Pembentukan Volksraad ini menjadi tempat bagi Cipto untuk menyatakan kritiknya terhadap
Volksraad yang dianggap sebagai lembaga untuk mempertahankan kekuasaan penjajah dengan
kedok demokrasi. Pada 25 November 1919, Cipto berpidato di Volksraad. Dalam pidatonya ia
mengemukakan persoalan tentang persekongkolan Sunan dan residen dalam menipu rakyat. Pidato
tersebut membuat pemerintah Hindia Belanda menganggap Cipto sebagai orang yang berbahaya.
Sehingga Dewan Hindia pada 15 Oktober 1920 mengusulkan untuk mengusir Cipto ke daerah yang
tidak berbahasa Jawa. Namun, pembuangan Cipto ke daerah Jawa, Madura, Aceh, Palembang,
Jambi, dan Kalimantan Timur tetap saja membahayakan pemerintah. Oleh karena itu, Dewan
Hindia berdasarkan surat kepada Gubernur Jenderal mengusulkan untuk mengusir Cipto ke
Kepulauan Timor. Pada tahun itu juga, Cipto dibuang dari daerah yang berbahasa Jawa tetapi
masih di Pulau Jawa, yaitu Bandung. Di sana ia kembali membuka praktik dokter selama tiga
tahun. Ia juga bertemu dengan kaum nasionalis yang lebih muda, Soekarno. Pada 1923, mereka
membentuk Algemeene Studieclub atau klub kuliah umum. Pada 1927, Algemeene Studieclub
berubah nama menjadi Partai Nasional Indonesia (PNI). Akhir Pada masa pengasingan, penyakit
asma Cipto kambuh. Ketika Cipto diminta untuk menandatangani suatu perjanjian bahwa dia dapat
pulang ke Jawa dengan melepaskan hak politiknya, namun Cipto menolak dengan tegas. Ia
mengatakan bahwa dirinya lebih baik mati di Banda daripada harus melepaskan hak politiknya.

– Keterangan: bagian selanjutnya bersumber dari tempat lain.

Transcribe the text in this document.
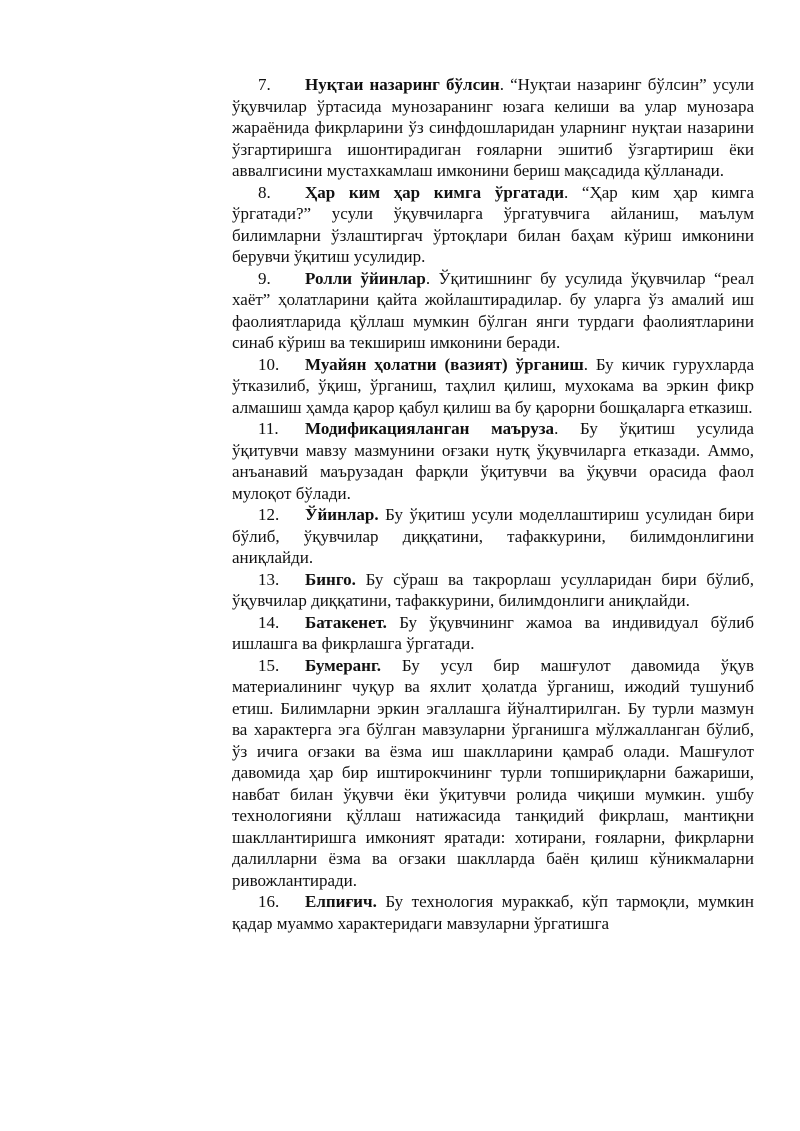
7. Нуқтаи назаринг бўлсин. “Нуқтаи назаринг бўлсин” усули ўқувчилар ўртасида мунозаранинг юзага келиши ва улар мунозара жараёнида фикрларини ўз синфдошларидан уларнинг нуқтаи назарини ўзгартиришга ишонтирадиган ғояларни эшитиб ўзгартириш ёки аввалгисини мустахкамлаш имконини бериш мақсадида қўлланади.

8. Ҳар ким ҳар кимга ўргатади. “Ҳар ким ҳар кимга ўргатади?” усули ўқувчиларга ўргатувчига айланиш, маълум билимларни ўзлаштиргач ўртоқлари билан баҳам кўриш имконини берувчи ўқитиш усулидир.

9. Ролли ўйинлар. Ўқитишнинг бу усулида ўқувчилар “реал хаёт” ҳолатларини қайта жойлаштирадилар. бу уларга ўз амалий иш фаолиятларида қўллаш мумкин бўлган янги турдаги фаолиятларини синаб кўриш ва текшириш имконини беради.

10. Муайян ҳолатни (вазият) ўрганиш. Бу кичик гурухларда ўтказилиб, ўқиш, ўрганиш, таҳлил қилиш, мухокама ва эркин фикр алмашиш ҳамда қарор қабул қилиш ва бу қарорни бошқаларга етказиш.

11. Модификацияланган маъруза. Бу ўқитиш усулида ўқитувчи мавзу мазмунини оғзаки нутқ ўқувчиларга етказади. Аммо, анъанавий маърузадан фарқли ўқитувчи ва ўқувчи орасида фаол мулоқот бўлади.

12. Ўйинлар. Бу ўқитиш усули моделлаштириш усулидан бири бўлиб, ўқувчилар диққатини, тафаккурини, билимдонлигини аниқлайди.

13. Бинго. Бу сўраш ва такрорлаш усулларидан бири бўлиб, ўқувчилар диққатини, тафаккурини, билимдонлиги аниқлайди.

14. Батакенет. Бу ўқувчининг жамоа ва индивидуал бўлиб ишлашга ва фикрлашга ўргатади.

15. Бумеранг. Бу усул бир машғулот давомида ўқув материалининг чуқур ва яхлит ҳолатда ўрганиш, ижодий тушуниб етиш. Билимларни эркин эгаллашга йўналтирилган. Бу турли мазмун ва характерга эга бўлган мавзуларни ўрганишга мўлжалланган бўлиб, ўз ичига оғзаки ва ёзма иш шаклларини қамраб олади. Машғулот давомида ҳар бир иштирокчининг турли топшириқларни бажариши, навбат билан ўқувчи ёки ўқитувчи ролида чиқиши мумкин. ушбу технологияни қўллаш натижасида танқидий фикрлаш, мантиқни шакллантиришга имконият яратади: хотирани, ғояларни, фикрларни далилларни ёзма ва оғзаки шаклларда баён қилиш кўникмаларни ривожлантиради.

16. Елпиғич. Бу технология мураккаб, кўп тармоқли, мумкин қадар муаммо характеридаги мавзуларни ўргатишга
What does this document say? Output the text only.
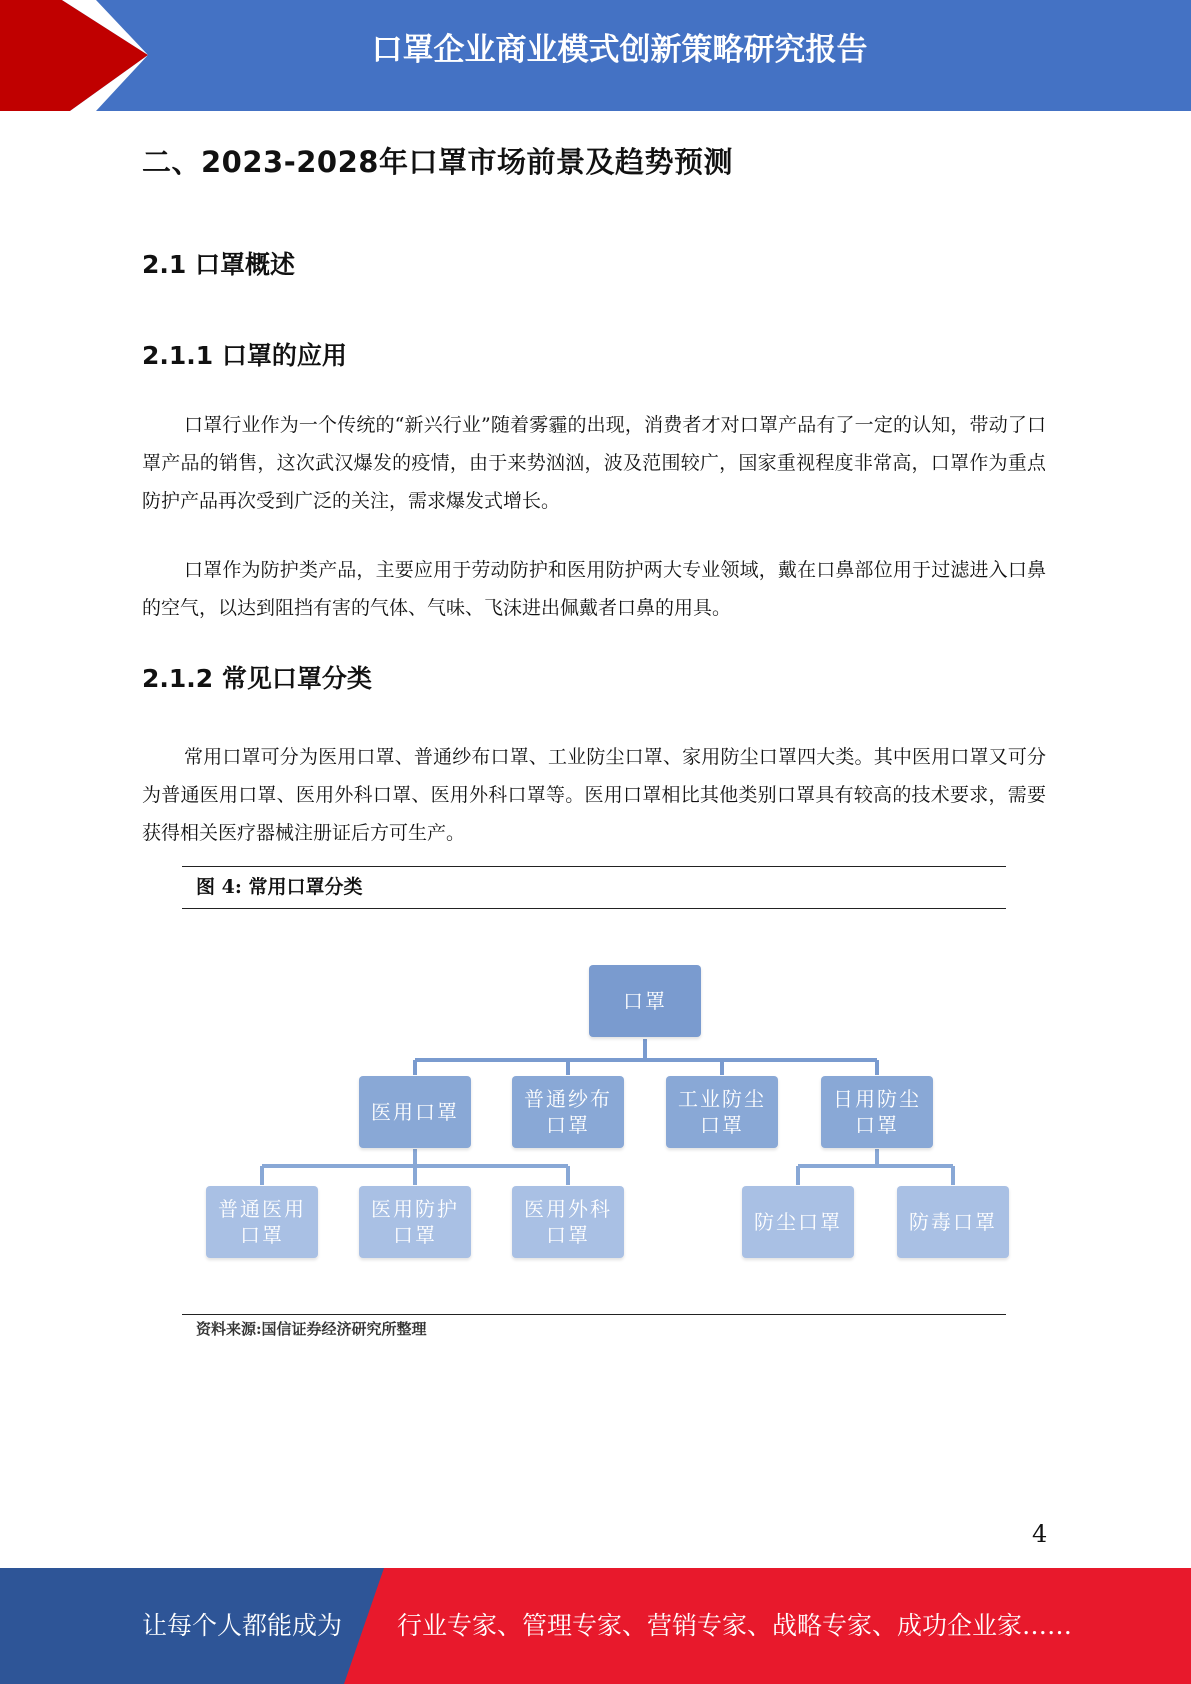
口罩企业商业模式创新策略研究报告
二、2023-2028年口罩市场前景及趋势预测
2.1 口罩概述
2.1.1 口罩的应用
口罩行业作为一个传统的“新兴行业”随着雾霾的出现，消费者才对口罩产品有了一定的认知，带动了口罩产品的销售，这次武汉爆发的疫情，由于来势汹汹，波及范围较广，国家重视程度非常高，口罩作为重点防护产品再次受到广泛的关注，需求爆发式增长。
口罩作为防护类产品，主要应用于劳动防护和医用防护两大专业领域，戴在口鼻部位用于过滤进入口鼻的空气，以达到阻挡有害的气体、气味、飞沫进出佩戴者口鼻的用具。
2.1.2 常见口罩分类
常用口罩可分为医用口罩、普通纱布口罩、工业防尘口罩、家用防尘口罩四大类。其中医用口罩又可分为普通医用口罩、医用外科口罩、医用外科口罩等。医用口罩相比其他类别口罩具有较高的技术要求，需要获得相关医疗器械注册证后方可生产。
图 4: 常用口罩分类
口罩
医用口罩
普通纱布
口罩
工业防尘
口罩
日用防尘
口罩
普通医用
口罩
医用防护
口罩
医用外科
口罩
防尘口罩	防毒口罩
资料来源:国信证券经济研究所整理
4
让每个人都能成为 行业专家、管理专家、营销专家、战略专家、成功企业家……
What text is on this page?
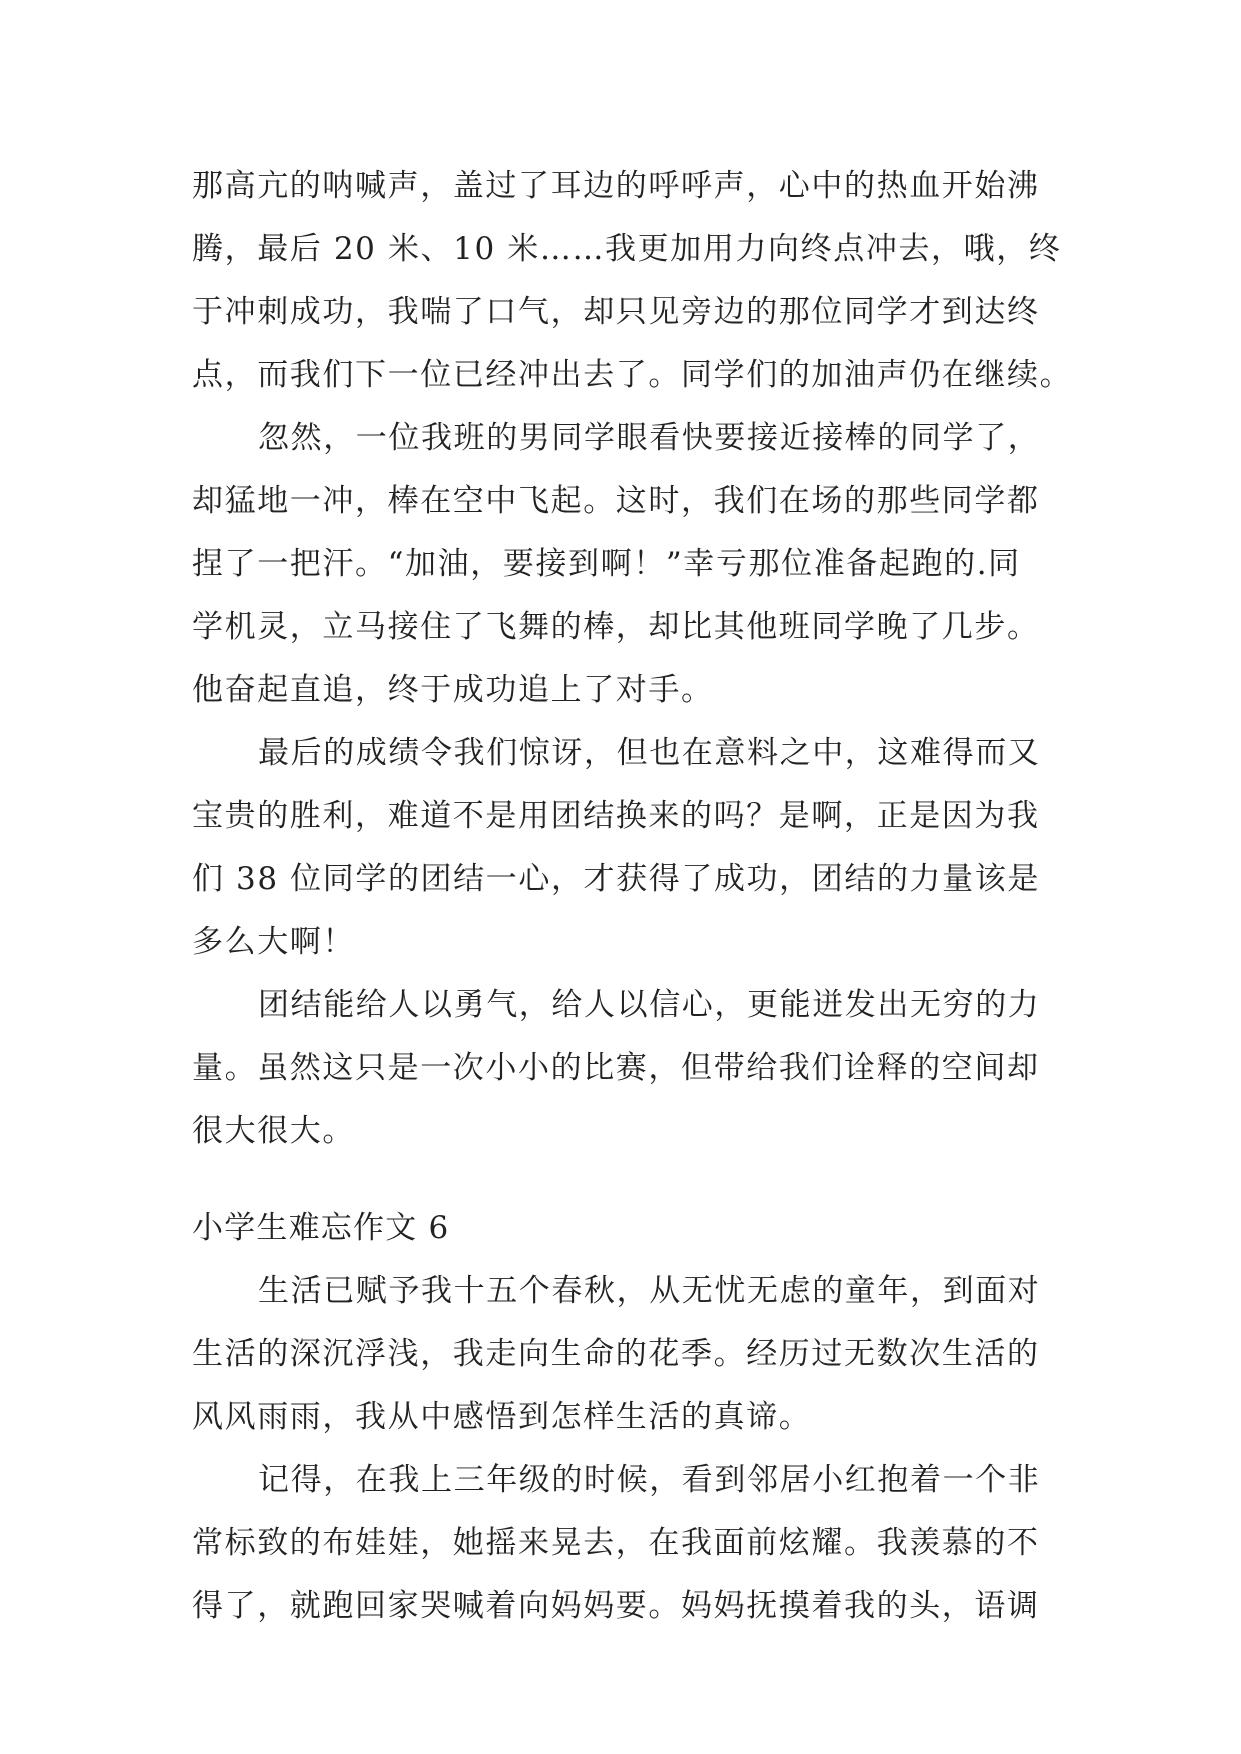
那高亢的呐喊声，盖过了耳边的呼呼声，心中的热血开始沸
腾，最后 20 米、10 米……我更加用力向终点冲去，哦，终
于冲刺成功，我喘了口气，却只见旁边的那位同学才到达终
点，而我们下一位已经冲出去了。同学们的加油声仍在继续。
忽然，一位我班的男同学眼看快要接近接棒的同学了，
却猛地一冲，棒在空中飞起。这时，我们在场的那些同学都
捏了一把汗。“加油，要接到啊！”幸亏那位准备起跑的.同
学机灵，立马接住了飞舞的棒，却比其他班同学晚了几步。
他奋起直追，终于成功追上了对手。
最后的成绩令我们惊讶，但也在意料之中，这难得而又
宝贵的胜利，难道不是用团结换来的吗？是啊，正是因为我
们 38 位同学的团结一心，才获得了成功，团结的力量该是
多么大啊！
团结能给人以勇气，给人以信心，更能迸发出无穷的力
量。虽然这只是一次小小的比赛，但带给我们诠释的空间却
很大很大。
小学生难忘作文 6
生活已赋予我十五个春秋，从无忧无虑的童年，到面对
生活的深沉浮浅，我走向生命的花季。经历过无数次生活的
风风雨雨，我从中感悟到怎样生活的真谛。
记得，在我上三年级的时候，看到邻居小红抱着一个非
常标致的布娃娃，她摇来晃去，在我面前炫耀。我羡慕的不
得了，就跑回家哭喊着向妈妈要。妈妈抚摸着我的头，语调
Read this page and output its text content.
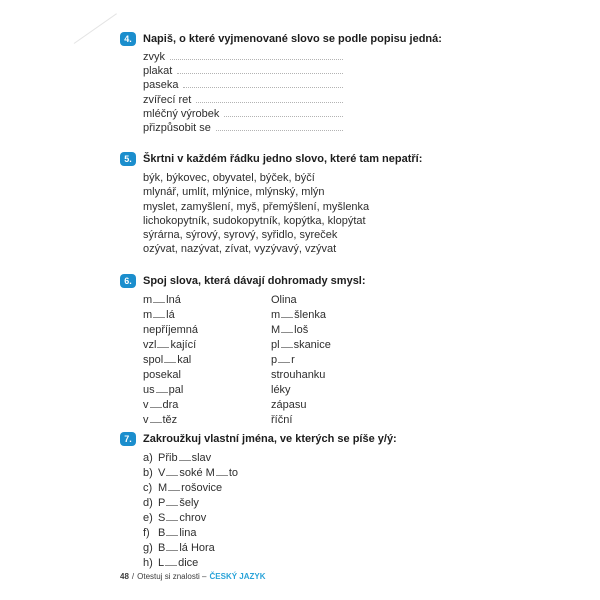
4.	Napiš, o které vyjmenované slovo se podle popisu jedná:
zvyk
plakat
paseka
zvířecí ret
mléčný výrobek
přizpůsobit se
5.	Škrtni v každém řádku jedno slovo, které tam nepatří:
býk, býkovec, obyvatel, býček, býčí
mlynář, umlít, mlýnice, mlýnský, mlýn
myslet, zamyšlení, myš, přemýšlení, myšlenka
lichokopytník, sudokopytník, kopýtka, klopýtat
sýrárna, sýrový, syrový, syřidlo, syreček
ozývat, nazývat, zívat, vyzývavý, vzývat
6.	Spoj slova, která dávají dohromady smysl:
m lná	Olina
m lá	m šlenka
nepříjemná	M loš
vzl kající	pl skanice
spol kal	p r
posekal	strouhanku
us pal	léky
v dra	zápasu
v těz	říční
7.	Zakroužkuj vlastní jména, ve kterých se píše y/ý:
a) Přib slav
b) V soké M to
c) M rošovice
d) P šely
e) S chrov
f) B lina
g) B lá Hora
h) L dice
48 / Otestuj si znalosti – ČESKÝ JAZYK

Cipto kemudian dialihkan ke Bali, Makasar. Pada 1940, ia dipindahkan ke Sukabumi. Cipto
Mangunkusumo meninggal dunia pada 8 Maret 1943 akibat penyakit asma. Ia dimakamkan di
Taman Makam Pahlawan Ambarawa. Penghargaan Pada 19 Desember 2016, Pemerintah Republik
Indonesia mengabadikan beliau di pecahan uang logam rupiah baru, Rp 200. Pada 17 Agustus
1964, namanya diabadikan sebagai Rumah Sakit Umum Pusat Nasional Dr. Cipto Mangunkusumo
(RSCM) di Jakarta Pusat. RSCM dulunya adalah Centraal Burgerlijke Ziekenhuis (CBZ), rumah
sakit yang menjadi satu dengan STOVIA.